環境保護庁(EPA)は、フォートブリス空軍基地とグッドフェロー空軍基地を含む全米の飲料水システムにおけるPFAS濃度に関するデータを収集しています。EPAのデータによると、どちらの施設でもPFAS汚染は陽性反応を示しませんでしたが、それは汚染物質が存在しないことを意味するわけではないと、ハーバード大学THチャン公衆衛生大学院の環境保健学博士研究員であるシンディ・フー氏は述べています。陰性反応は、PFASがEPAの検出限界値を超えていないことを意味します。
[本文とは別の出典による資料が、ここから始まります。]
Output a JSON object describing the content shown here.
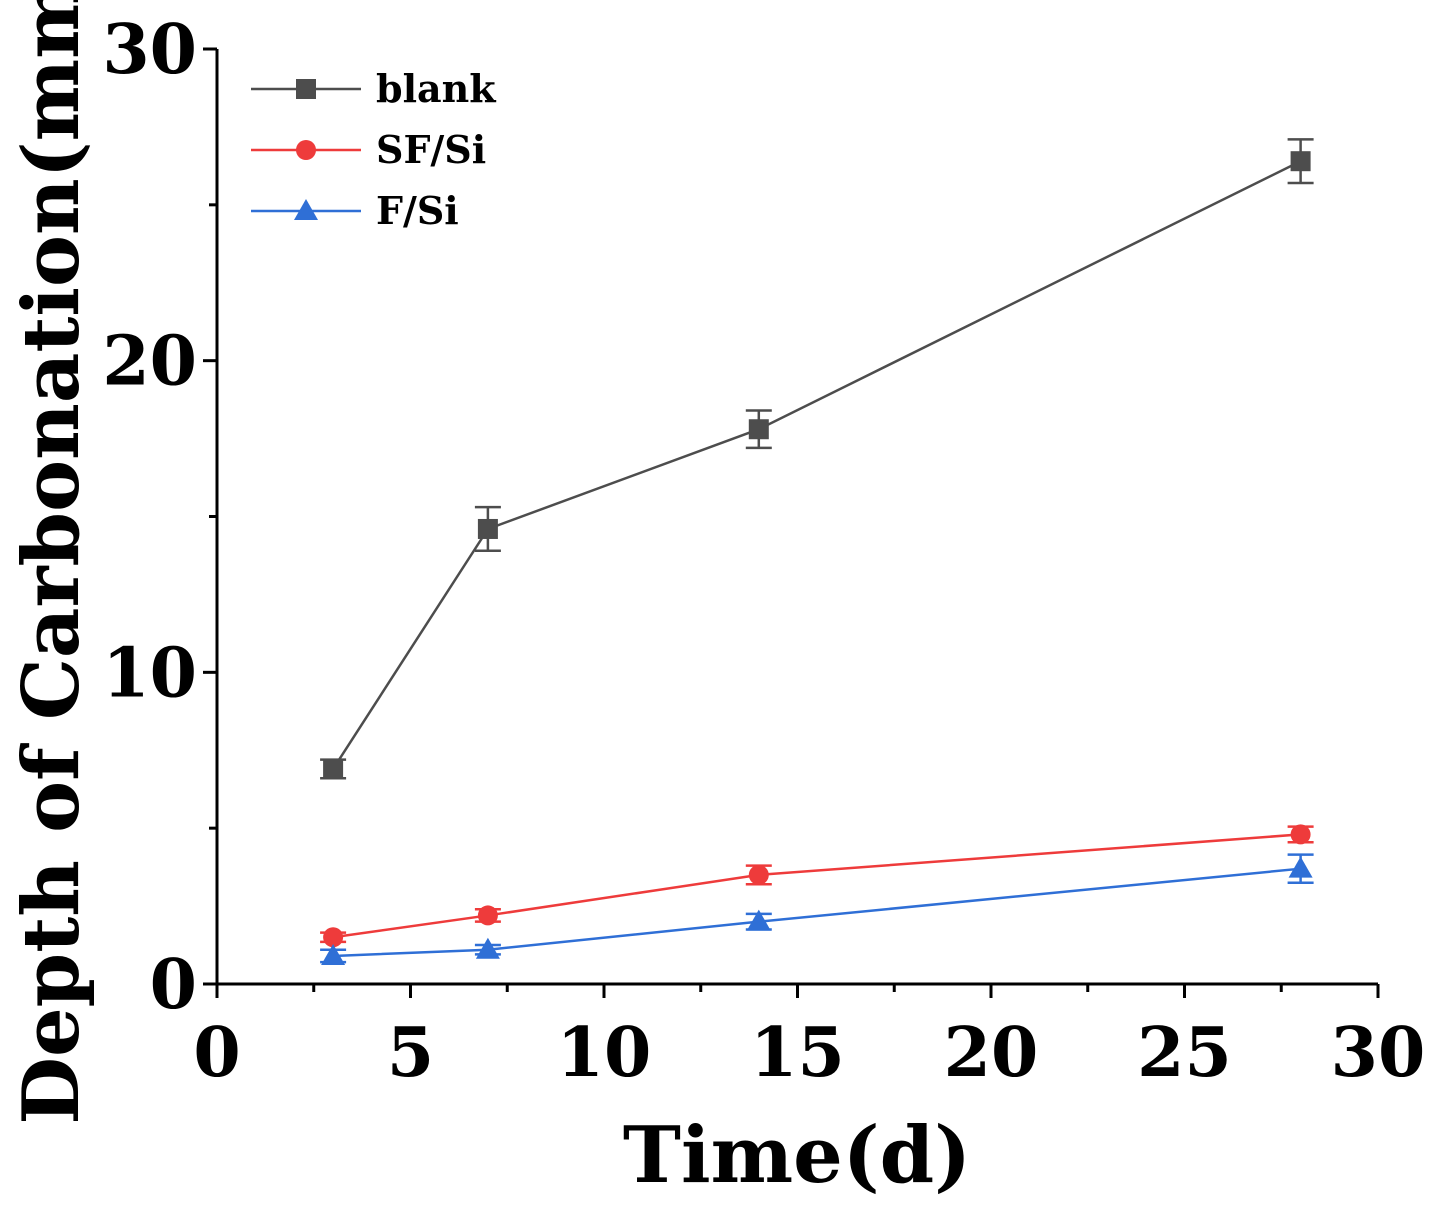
{
  "chart_data": {
    "type": "line",
    "title": "",
    "xlabel": "Time(d)",
    "ylabel": "Depth of Carbonation(mm)",
    "xlim": [
      0,
      30
    ],
    "ylim": [
      0,
      30
    ],
    "xticks": [
      0,
      5,
      10,
      15,
      20,
      25,
      30
    ],
    "yticks": [
      0,
      10,
      20,
      30
    ],
    "x": [
      3,
      7,
      14,
      28
    ],
    "legend_position": "top-left",
    "grid": false,
    "series": [
      {
        "name": "blank",
        "marker": "square",
        "color": "#4d4d4d",
        "values": [
          6.9,
          14.6,
          17.8,
          26.4
        ],
        "errors": [
          0.3,
          0.7,
          0.6,
          0.7
        ]
      },
      {
        "name": "SF/Si",
        "marker": "circle",
        "color": "#ee3b3b",
        "values": [
          1.5,
          2.2,
          3.5,
          4.8
        ],
        "errors": [
          0.15,
          0.2,
          0.3,
          0.25
        ]
      },
      {
        "name": "F/Si",
        "marker": "triangle",
        "color": "#2f6fd6",
        "values": [
          0.9,
          1.1,
          2.0,
          3.7
        ],
        "errors": [
          0.2,
          0.15,
          0.25,
          0.45
        ]
      }
    ]
  }
}
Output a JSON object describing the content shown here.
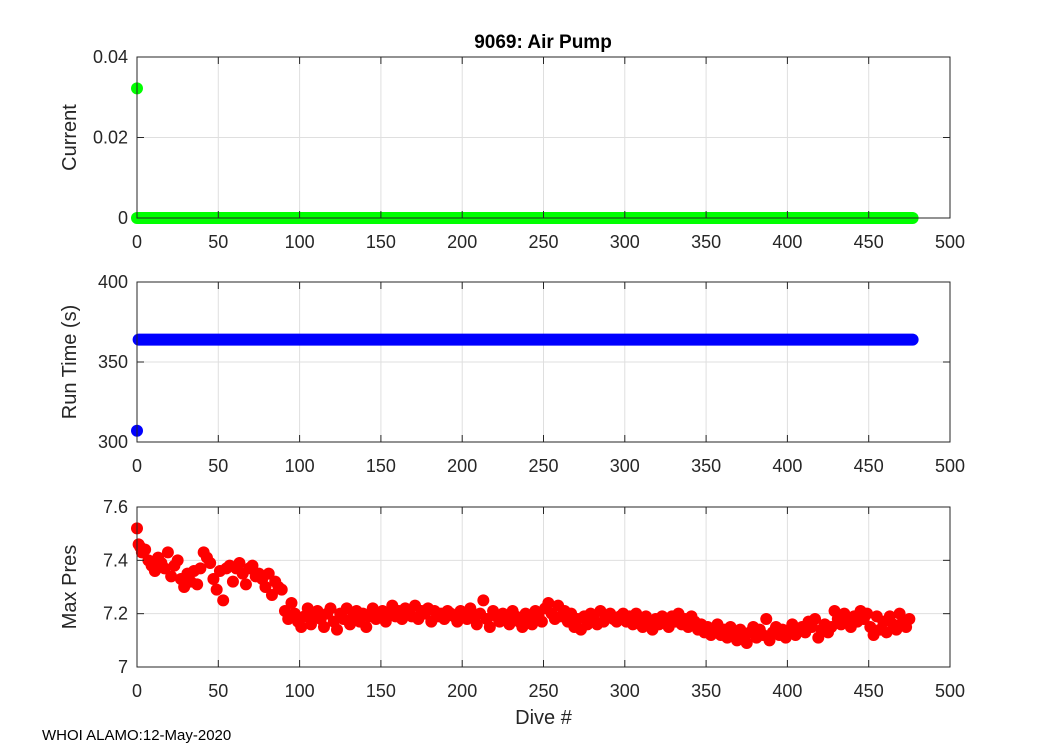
{
  "figure": {
    "title": "9069: Air Pump",
    "footer": "WHOI ALAMO:12-May-2020"
  },
  "chart_data": [
    {
      "type": "scatter",
      "ylabel": "Current",
      "xlabel": "",
      "xlim": [
        0,
        500
      ],
      "ylim": [
        0,
        0.04
      ],
      "xticks": [
        "0",
        "50",
        "100",
        "150",
        "200",
        "250",
        "300",
        "350",
        "400",
        "450",
        "500"
      ],
      "yticks": [
        "0",
        "0.02",
        "0.04"
      ],
      "grid": true,
      "color": "#00ff00",
      "points": [
        [
          0,
          0.0322
        ]
      ],
      "baseline": {
        "x_range": [
          0,
          477
        ],
        "y": 0
      }
    },
    {
      "type": "scatter",
      "ylabel": "Run Time (s)",
      "xlabel": "",
      "xlim": [
        0,
        500
      ],
      "ylim": [
        300,
        400
      ],
      "xticks": [
        "0",
        "50",
        "100",
        "150",
        "200",
        "250",
        "300",
        "350",
        "400",
        "450",
        "500"
      ],
      "yticks": [
        "300",
        "350",
        "400"
      ],
      "grid": true,
      "color": "#0000ff",
      "points": [
        [
          0,
          307
        ]
      ],
      "baseline": {
        "x_range": [
          1,
          477
        ],
        "y": 364
      }
    },
    {
      "type": "scatter",
      "ylabel": "Max Pres",
      "xlabel": "Dive #",
      "xlim": [
        0,
        500
      ],
      "ylim": [
        7,
        7.6
      ],
      "xticks": [
        "0",
        "50",
        "100",
        "150",
        "200",
        "250",
        "300",
        "350",
        "400",
        "450",
        "500"
      ],
      "yticks": [
        "7",
        "7.2",
        "7.4",
        "7.6"
      ],
      "grid": true,
      "color": "#ff0000",
      "points": [
        [
          0,
          7.52
        ],
        [
          1,
          7.46
        ],
        [
          2,
          7.45
        ],
        [
          3,
          7.43
        ],
        [
          5,
          7.44
        ],
        [
          7,
          7.4
        ],
        [
          9,
          7.38
        ],
        [
          11,
          7.36
        ],
        [
          13,
          7.41
        ],
        [
          15,
          7.39
        ],
        [
          17,
          7.37
        ],
        [
          19,
          7.43
        ],
        [
          21,
          7.34
        ],
        [
          23,
          7.38
        ],
        [
          25,
          7.4
        ],
        [
          27,
          7.33
        ],
        [
          29,
          7.3
        ],
        [
          31,
          7.35
        ],
        [
          33,
          7.32
        ],
        [
          35,
          7.36
        ],
        [
          37,
          7.31
        ],
        [
          39,
          7.37
        ],
        [
          41,
          7.43
        ],
        [
          43,
          7.41
        ],
        [
          45,
          7.39
        ],
        [
          47,
          7.33
        ],
        [
          49,
          7.29
        ],
        [
          51,
          7.36
        ],
        [
          53,
          7.25
        ],
        [
          55,
          7.37
        ],
        [
          57,
          7.38
        ],
        [
          59,
          7.32
        ],
        [
          61,
          7.37
        ],
        [
          63,
          7.39
        ],
        [
          65,
          7.35
        ],
        [
          67,
          7.31
        ],
        [
          69,
          7.37
        ],
        [
          71,
          7.38
        ],
        [
          73,
          7.34
        ],
        [
          75,
          7.35
        ],
        [
          77,
          7.33
        ],
        [
          79,
          7.3
        ],
        [
          81,
          7.35
        ],
        [
          83,
          7.27
        ],
        [
          85,
          7.32
        ],
        [
          87,
          7.3
        ],
        [
          89,
          7.29
        ],
        [
          91,
          7.21
        ],
        [
          93,
          7.18
        ],
        [
          95,
          7.24
        ],
        [
          97,
          7.2
        ],
        [
          99,
          7.17
        ],
        [
          101,
          7.15
        ],
        [
          103,
          7.19
        ],
        [
          105,
          7.22
        ],
        [
          107,
          7.16
        ],
        [
          109,
          7.19
        ],
        [
          111,
          7.21
        ],
        [
          113,
          7.18
        ],
        [
          115,
          7.15
        ],
        [
          117,
          7.2
        ],
        [
          119,
          7.22
        ],
        [
          121,
          7.17
        ],
        [
          123,
          7.14
        ],
        [
          125,
          7.2
        ],
        [
          127,
          7.18
        ],
        [
          129,
          7.22
        ],
        [
          131,
          7.16
        ],
        [
          133,
          7.19
        ],
        [
          135,
          7.21
        ],
        [
          137,
          7.17
        ],
        [
          139,
          7.2
        ],
        [
          141,
          7.15
        ],
        [
          143,
          7.19
        ],
        [
          145,
          7.22
        ],
        [
          147,
          7.18
        ],
        [
          149,
          7.2
        ],
        [
          151,
          7.21
        ],
        [
          153,
          7.17
        ],
        [
          155,
          7.2
        ],
        [
          157,
          7.23
        ],
        [
          159,
          7.19
        ],
        [
          161,
          7.21
        ],
        [
          163,
          7.18
        ],
        [
          165,
          7.22
        ],
        [
          167,
          7.2
        ],
        [
          169,
          7.19
        ],
        [
          171,
          7.23
        ],
        [
          173,
          7.18
        ],
        [
          175,
          7.21
        ],
        [
          177,
          7.2
        ],
        [
          179,
          7.22
        ],
        [
          181,
          7.17
        ],
        [
          183,
          7.21
        ],
        [
          185,
          7.19
        ],
        [
          187,
          7.2
        ],
        [
          189,
          7.18
        ],
        [
          191,
          7.21
        ],
        [
          193,
          7.2
        ],
        [
          195,
          7.19
        ],
        [
          197,
          7.17
        ],
        [
          199,
          7.21
        ],
        [
          201,
          7.2
        ],
        [
          203,
          7.18
        ],
        [
          205,
          7.22
        ],
        [
          207,
          7.19
        ],
        [
          209,
          7.16
        ],
        [
          211,
          7.2
        ],
        [
          213,
          7.25
        ],
        [
          215,
          7.18
        ],
        [
          217,
          7.15
        ],
        [
          219,
          7.21
        ],
        [
          221,
          7.19
        ],
        [
          223,
          7.17
        ],
        [
          225,
          7.2
        ],
        [
          227,
          7.18
        ],
        [
          229,
          7.16
        ],
        [
          231,
          7.21
        ],
        [
          233,
          7.19
        ],
        [
          235,
          7.17
        ],
        [
          237,
          7.15
        ],
        [
          239,
          7.2
        ],
        [
          241,
          7.18
        ],
        [
          243,
          7.16
        ],
        [
          245,
          7.21
        ],
        [
          247,
          7.19
        ],
        [
          249,
          7.17
        ],
        [
          251,
          7.22
        ],
        [
          253,
          7.24
        ],
        [
          255,
          7.2
        ],
        [
          257,
          7.18
        ],
        [
          259,
          7.23
        ],
        [
          261,
          7.19
        ],
        [
          263,
          7.21
        ],
        [
          265,
          7.17
        ],
        [
          267,
          7.2
        ],
        [
          269,
          7.15
        ],
        [
          271,
          7.18
        ],
        [
          273,
          7.14
        ],
        [
          275,
          7.19
        ],
        [
          277,
          7.16
        ],
        [
          279,
          7.2
        ],
        [
          281,
          7.18
        ],
        [
          283,
          7.16
        ],
        [
          285,
          7.21
        ],
        [
          287,
          7.17
        ],
        [
          289,
          7.19
        ],
        [
          291,
          7.2
        ],
        [
          293,
          7.18
        ],
        [
          295,
          7.17
        ],
        [
          297,
          7.19
        ],
        [
          299,
          7.2
        ],
        [
          301,
          7.17
        ],
        [
          303,
          7.19
        ],
        [
          305,
          7.16
        ],
        [
          307,
          7.2
        ],
        [
          309,
          7.18
        ],
        [
          311,
          7.15
        ],
        [
          313,
          7.19
        ],
        [
          315,
          7.17
        ],
        [
          317,
          7.14
        ],
        [
          319,
          7.18
        ],
        [
          321,
          7.16
        ],
        [
          323,
          7.19
        ],
        [
          325,
          7.17
        ],
        [
          327,
          7.15
        ],
        [
          329,
          7.19
        ],
        [
          331,
          7.17
        ],
        [
          333,
          7.2
        ],
        [
          335,
          7.16
        ],
        [
          337,
          7.18
        ],
        [
          339,
          7.15
        ],
        [
          341,
          7.19
        ],
        [
          343,
          7.17
        ],
        [
          345,
          7.14
        ],
        [
          347,
          7.16
        ],
        [
          349,
          7.13
        ],
        [
          351,
          7.15
        ],
        [
          353,
          7.12
        ],
        [
          355,
          7.14
        ],
        [
          357,
          7.16
        ],
        [
          359,
          7.12
        ],
        [
          361,
          7.14
        ],
        [
          363,
          7.11
        ],
        [
          365,
          7.15
        ],
        [
          367,
          7.13
        ],
        [
          369,
          7.1
        ],
        [
          371,
          7.14
        ],
        [
          373,
          7.12
        ],
        [
          375,
          7.09
        ],
        [
          377,
          7.13
        ],
        [
          379,
          7.15
        ],
        [
          381,
          7.11
        ],
        [
          383,
          7.14
        ],
        [
          385,
          7.12
        ],
        [
          387,
          7.18
        ],
        [
          389,
          7.1
        ],
        [
          391,
          7.13
        ],
        [
          393,
          7.15
        ],
        [
          395,
          7.12
        ],
        [
          397,
          7.14
        ],
        [
          399,
          7.11
        ],
        [
          401,
          7.13
        ],
        [
          403,
          7.16
        ],
        [
          405,
          7.12
        ],
        [
          407,
          7.14
        ],
        [
          409,
          7.15
        ],
        [
          411,
          7.13
        ],
        [
          413,
          7.17
        ],
        [
          415,
          7.15
        ],
        [
          417,
          7.18
        ],
        [
          419,
          7.11
        ],
        [
          421,
          7.14
        ],
        [
          423,
          7.16
        ],
        [
          425,
          7.13
        ],
        [
          427,
          7.15
        ],
        [
          429,
          7.21
        ],
        [
          431,
          7.18
        ],
        [
          433,
          7.16
        ],
        [
          435,
          7.2
        ],
        [
          437,
          7.17
        ],
        [
          439,
          7.15
        ],
        [
          441,
          7.19
        ],
        [
          443,
          7.17
        ],
        [
          445,
          7.21
        ],
        [
          447,
          7.18
        ],
        [
          449,
          7.2
        ],
        [
          451,
          7.15
        ],
        [
          453,
          7.12
        ],
        [
          455,
          7.19
        ],
        [
          457,
          7.14
        ],
        [
          459,
          7.17
        ],
        [
          461,
          7.13
        ],
        [
          463,
          7.19
        ],
        [
          465,
          7.16
        ],
        [
          467,
          7.14
        ],
        [
          469,
          7.2
        ],
        [
          471,
          7.17
        ],
        [
          473,
          7.15
        ],
        [
          475,
          7.18
        ]
      ]
    }
  ]
}
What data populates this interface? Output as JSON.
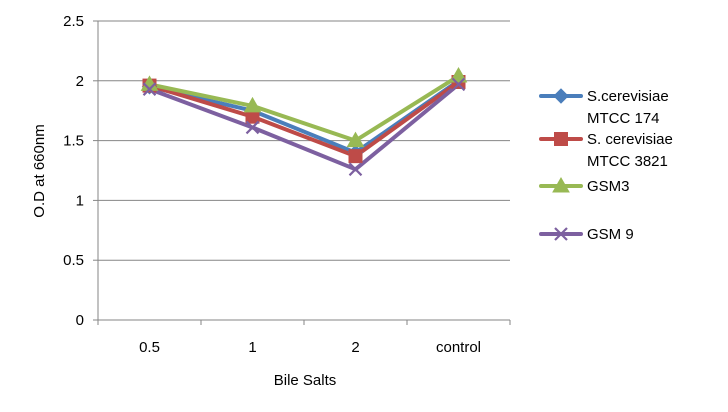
{
  "chart_data": {
    "type": "line",
    "title": "",
    "xlabel": "Bile Salts",
    "ylabel": "O.D at 660nm",
    "categories": [
      "0.5",
      "1",
      "2",
      "control"
    ],
    "ylim": [
      0,
      2.5
    ],
    "yticks": [
      "0",
      "0.5",
      "1",
      "1.5",
      "2",
      "2.5"
    ],
    "grid": "horizontal",
    "legend_position": "right",
    "series": [
      {
        "name": "S.cerevisiae MTCC 174",
        "legend_lines": [
          "S.cerevisiae",
          "MTCC 174"
        ],
        "values": [
          1.95,
          1.75,
          1.4,
          2.0
        ],
        "color": "#4a7ebb",
        "marker": "diamond"
      },
      {
        "name": "S. cerevisiae MTCC 3821",
        "legend_lines": [
          "S. cerevisiae",
          "MTCC 3821"
        ],
        "values": [
          1.96,
          1.7,
          1.37,
          1.99
        ],
        "color": "#be4b48",
        "marker": "square"
      },
      {
        "name": "GSM3",
        "legend_lines": [
          "GSM3"
        ],
        "values": [
          1.97,
          1.79,
          1.5,
          2.04
        ],
        "color": "#98b954",
        "marker": "triangle"
      },
      {
        "name": "GSM 9",
        "legend_lines": [
          "GSM 9"
        ],
        "values": [
          1.93,
          1.61,
          1.26,
          1.97
        ],
        "color": "#7d60a0",
        "marker": "x"
      }
    ]
  }
}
さらに、検出限界以下のPFASへの曝露には、免疫反応の鈍化や幼児の神経発達の遅延など、健康リスクに関連する証拠があるとフー氏は述べている。米国疾病予防管理センター(CDC)が最近発表した政府報告書では、飲料水のPFAS基準を7~11ppt(1兆分の1)に設定すべきであると示唆されている。これは、EPA(環境保護庁)の検出限界の約3~4分の1、EPAが推奨する健康勧告の約7~10分の1に相当します。
この報告書はあまりにも非難の的となり、トランプ政権は公表を阻止しようとしたため「広報上の悪夢」と非難した。CDCは、超党派からの公表要請を受け、6月にこの報告書をウェブサイトに掲載した。
CDCを含む米国保健福祉省は、ポピュラーサイエンス誌への電子メールによる声明で、マティス長官が指名した2つの軍事基地に加え、テキサス州のダイエス空軍基地も、保護者のいない子供たちのための一時的な避難所として検討されていると述べた。EPAの監視データによると、ダイエス空軍基地から約7マイル離れたテキサス州アビリーン市の飲料水から、数種類のフッ素化合物が検出された。
評価対象の施設を収容センターとして使用すべきかどうかを決定する保健福祉省は、軍事基地が子供の住居として適切かどうかを判断する際にPFAS汚染を考慮するかどうかをPopSciが尋ねたが、回答しなかった。